À l’occasion de la célébration de la Journée internationale des droits des femmes, la coordonnatrice nationale des Femmes de l’Union Sacrée de la Nation et présidente nationale de la Ligue des femmes du Cercle des Réformateurs Intègres du Congo (CRIC), Justine Tshilanda, a appelé les femmes congolaises à s’engager davantage pour leur autonomisation et leur indépendance financière.
Cette activité s’est tenue le dimanche 8 mars 2026 au Stade Tata Raphaël à Kinshasa, sous le haut patronage de la ministre du Genre, Famille et Enfant, Micheline Ombae.

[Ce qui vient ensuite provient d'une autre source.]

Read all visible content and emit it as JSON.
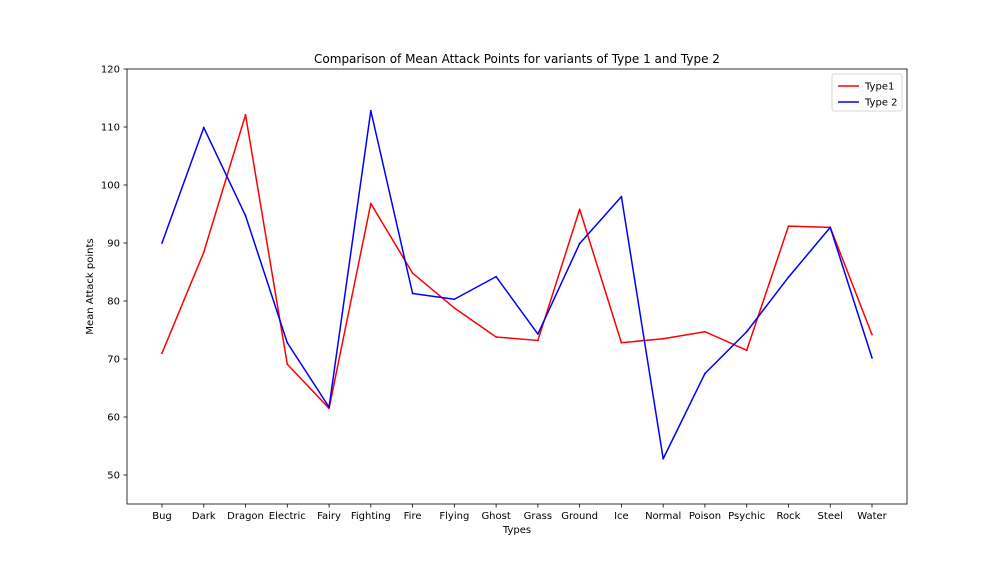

La cérémonie s’est déroulée en présence de la Première dame Denise Nyakeru Tshisekedi et de la Première ministre Judith Suminwa Tuluka.
Au micro de ZolaNews, Justine Tshilanda a expliqué que cette journée ne doit pas seulement être une célébration, mais surtout un moment de réflexion et d’engagement pour les femmes.
« Aujourd’hui, on a parlé de droit, justice et action pour les femmes et les filles. Au niveau national, nous avons aussi parlé du droit d’arrondissement et de l’autonomisation des femmes et des filles. C’est une occasion pour nous, les femmes et les mamans, de continuer à délivrer ce message dans nos maisons, dans nos familles et dans nos quartiers », a-t-elle déclaré.
Pour cette responsable politique, la valorisation de la femme passe avant tout par l’éducation et l’indépendance économique.
« La femme doit être valorisée. Nous devons arriver à l’autonomiser pour lui donner la possibilité de devenir indépendante. Sur le plan économique, il faut apprendre à gérer ses moyens afin de pouvoir s’assumer », a-t-elle insisté.
Justine Tshilanda a également salué la présence des autorités du pays à cette activité dédiée à la femme congolaise.
« Vous avez vu la Première dame Denise Nyakeru Tshisekedi qui est venue honorer la femme congolaise. La Première ministre Judith Suminwa était également là. La ministre du Genre aussi. Elles ont donné le meilleur d’elles-mêmes pour que cette journée soit vraiment une journée pas comme les autres », a-t-elle souligné.
S’adressant particulièrement aux femmes et aux jeunes filles, elle les a invitées à prendre leur destin en main.
« J’ai dit à toutes les femmes et à toutes les jeunes filles que nous devons prendre la chose en main. Nous ne devons pas seulement continuer à réclamer nos droits. Nous devons vivre ce que nous avons réclamé », a-t-elle affirmé.
Elle a enfin exhorté les femmes à transformer les discours en actions concrètes.
« Que cela ne reste pas seulement des slogans ou des paroles. Nous devons passer à l’action, apprendre à gérer notre vie et nos finances pour devenir vraiment indépendantes », a conclu Justine Tshilanda.
Cette célébration du 8 mars a réuni plusieurs organisations féminines, militantes et autorités, dans le but de promouvoir les droits des femmes et de renforcer leur rôle dans le développement de la République démocratique du Congo.